Ursula snorts, “Peanut allergy.”

“They don’t have peanut allergies, but it’s very easy to choke on nuts. And uncut grapes.”

“And yet more things that mothers say,” adds Joel.

And that will be a
G
9:
Fails to back me up when I tell the children to do something entirely reasonable
.

“You’ve got to chill about their food.”

“He’s right,” says Ursula. “No child ever starves himself. Joel lived on nothing but cornflakes and orange juice until he was seven.”

“But I want my children to have a proper balance of protein and carbohydrates and vitamins and minerals.”

Gabe and Rufus continue to mainline salty snacks, while the adults suck up the tepid rosé and faux martinis. The blossom is out and the beds are filled with tulips. The children are being unobtrusive thanks to the sedative properties of salt, while the adults bounce between the political and the personal. It is the sort of charming and bohemian scene that I used to fantasize about while growing up a bookish girl in what I considered to be a grim town. I would have imagined myself so happy here.

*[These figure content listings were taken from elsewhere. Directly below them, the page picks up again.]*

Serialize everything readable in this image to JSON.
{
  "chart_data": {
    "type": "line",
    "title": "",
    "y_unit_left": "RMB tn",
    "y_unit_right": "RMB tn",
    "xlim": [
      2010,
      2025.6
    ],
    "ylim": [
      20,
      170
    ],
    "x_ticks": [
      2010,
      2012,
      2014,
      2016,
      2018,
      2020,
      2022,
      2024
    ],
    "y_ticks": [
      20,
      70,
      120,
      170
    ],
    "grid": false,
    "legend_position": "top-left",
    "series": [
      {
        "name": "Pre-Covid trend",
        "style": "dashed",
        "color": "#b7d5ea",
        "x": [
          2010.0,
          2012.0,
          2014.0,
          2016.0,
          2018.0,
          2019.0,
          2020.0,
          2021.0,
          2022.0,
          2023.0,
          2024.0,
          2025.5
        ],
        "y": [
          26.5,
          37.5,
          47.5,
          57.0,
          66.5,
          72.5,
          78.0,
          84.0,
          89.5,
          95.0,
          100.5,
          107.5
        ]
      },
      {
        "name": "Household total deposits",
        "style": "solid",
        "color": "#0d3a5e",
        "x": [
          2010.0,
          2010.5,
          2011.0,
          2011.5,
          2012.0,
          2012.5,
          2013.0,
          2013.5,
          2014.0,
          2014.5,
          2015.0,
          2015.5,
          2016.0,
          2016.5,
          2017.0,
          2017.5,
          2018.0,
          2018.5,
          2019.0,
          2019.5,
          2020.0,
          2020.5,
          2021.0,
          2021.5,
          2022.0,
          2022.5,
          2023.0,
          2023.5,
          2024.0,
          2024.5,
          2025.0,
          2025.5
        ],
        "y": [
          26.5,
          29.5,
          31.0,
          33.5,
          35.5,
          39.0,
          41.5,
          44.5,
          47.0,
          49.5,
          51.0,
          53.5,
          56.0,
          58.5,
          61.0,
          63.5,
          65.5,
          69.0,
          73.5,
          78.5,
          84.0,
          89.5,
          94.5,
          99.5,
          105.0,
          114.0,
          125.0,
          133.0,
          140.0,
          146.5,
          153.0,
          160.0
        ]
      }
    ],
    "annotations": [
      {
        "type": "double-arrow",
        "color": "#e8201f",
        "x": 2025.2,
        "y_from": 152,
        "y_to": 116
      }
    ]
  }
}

Lunch starts with what Ursula calls “tapas”: some aging olives, pickled onions mixed with salad cream and crackers topped with cheese out of a tube. Joel pronounces it all delicious. The roast meat is overdone while the roast potatoes are mysteriously rock solid and lacking a crunchy shell—instead they feel like they have been coated with an impenetrable rubber casing. The leeks are buttered, natch.

“Sorry,” says Ursula. “You know how I always forget about your dairy thing. Joel, you’ll never believe it, but the Moores have split up.”

“What, the grown-ups or the children?” asks Joel.

“The grown-ups. Well, as grown-up as you can be in your sixties. In their sixties.” She shakes her head. “I mean, what’s the point? What is the point?”

“If they were unhappy,” I say. “If she was unhappy.”

“Yes, but you’d have to be very unhappy indeed to go through all that bother. I mean, it’s not exactly as if either of them are going to find anyone else, are they?”

“I don’t understand,” I say. “You’re not objecting to divorce on the grounds of morality, but of practicality?”

“Of course I don’t object to it on moral grounds. I’m hardly in a position to take a stance on the perfect nuclear family.” Joel’s father is somewhere in the States and played only an intermittent exotic gift-bringing part in his childhood. Even now, Joel is expected to get over-excited about the arrival of Oreos and Hershey bars, like a treat-starved World War II land girl welcoming the GIs. “I’m sure Rebecca can back me up here, but isn’t divorce a whole load of bother?”

“Not to mention expense,” Becky says. “Much of which gets wasted on people like me. And all the evidence suggests that one year on, the divorcees are unhappier than they were when they were married anyway. Especially the women, I think.” She looks at me as she says this.

“It’s all rather embarrassing,” says Ursula. “I really think the Moores believe that they’re not too old for love and happiness. How absurd. Oh dear, Mary.”

“What?”

“You won’t be able to have any cream with your crumble either, will you?”

“I’m not sure Mary would want to anyway,” says Joel, holding up the tub. “Mother, your commitment to ‘waste not want not’ is admirable, but I think you may have excelled yourself this time. This cream’s sell-by date is in February.”

“Nonsense,” she says, giving it a theatrical sniff. “Absolutely bloody fine. Hate all this hygiene namby-pambyism. Those sell-by dates are all a ruse by the supermarkets to make you buy more.”